Can the Navel-Gazing Norwegian Novelist Tell Us Anything About America?

By Soppakanuuna. Image via Wikimedia Commons

Peter deemed my proposed plan — driving 12 hours back east to Maine to glimpse my dreamed-of American landscape — completely unrealistic, and rightly so, as I realized with a sudden sense of shame. At the same time, I had the feeling that he really wanted me to see Detroit. And why not? It was just a few hours north, so we could get there this afternoon.

As we drove through the snow-covered landscape, surrounded by cars with smoke fluttering out of their exhaust pipes, under the gray-white sky, past rows of run-down buildings, interspersed with clumps of colorless trees standing in colorless fields, the feeling I got was that something here was over, that something had been emptied out and that nothing new had begun. But perhaps that was too harsh a judgment to pass on a whole country after spending three hours in it?

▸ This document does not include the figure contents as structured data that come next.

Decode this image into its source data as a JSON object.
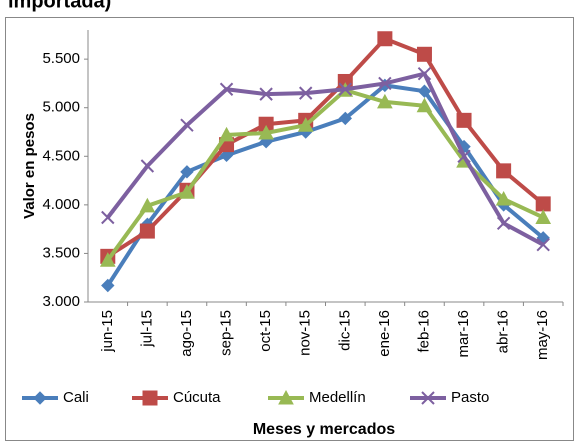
{
  "chart_data": {
    "type": "line",
    "title": "importada)",
    "y_label": "Valor en pesos",
    "x_label": "Meses y mercados",
    "categories": [
      "jun-15",
      "jul-15",
      "ago-15",
      "sep-15",
      "oct-15",
      "nov-15",
      "dic-15",
      "ene-16",
      "feb-16",
      "mar-16",
      "abr-16",
      "may-16"
    ],
    "series": [
      {
        "name": "Cali",
        "color": "#4a7ebb",
        "marker": "diamond",
        "values": [
          3170,
          3800,
          4340,
          4510,
          4650,
          4750,
          4890,
          5230,
          5170,
          4600,
          4000,
          3660
        ]
      },
      {
        "name": "Cúcuta",
        "color": "#be4b48",
        "marker": "square",
        "values": [
          3470,
          3730,
          4150,
          4620,
          4830,
          4870,
          5270,
          5710,
          5550,
          4870,
          4350,
          4010
        ]
      },
      {
        "name": "Medellín",
        "color": "#98b954",
        "marker": "triangle",
        "values": [
          3430,
          3990,
          4130,
          4720,
          4740,
          4820,
          5180,
          5060,
          5020,
          4450,
          4060,
          3870
        ]
      },
      {
        "name": "Pasto",
        "color": "#7d60a0",
        "marker": "x",
        "values": [
          3870,
          4400,
          4820,
          5190,
          5140,
          5150,
          5190,
          5250,
          5350,
          4500,
          3810,
          3590
        ]
      }
    ],
    "ylim": [
      3000,
      5800
    ],
    "yticks": [
      {
        "value": 3000,
        "label": "3.000"
      },
      {
        "value": 3500,
        "label": "3.500"
      },
      {
        "value": 4000,
        "label": "4.000"
      },
      {
        "value": 4500,
        "label": "4.500"
      },
      {
        "value": 5000,
        "label": "5.000"
      },
      {
        "value": 5500,
        "label": "5.500"
      }
    ],
    "grid": false,
    "legend": "bottom"
  }
}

-From Part One of Norwegian writer Karl Ove Knausgaard’s travel narrative across the United States of America for the New York Times Magazine. Knausgaard’s My Struggle, the bestselling and award-winning series of six autobiographical novels, are considered to be a breakthrough in style and format, winning a wide readership despite their some 3,500 pages in length. This portion of his American journey touches on the blight of Detroit, Nabokov’s Lolita, Kerouac, Vikings, and Minnesota’s hoax ancient archaeological Scandinavian artifact, the Kensington Runestone.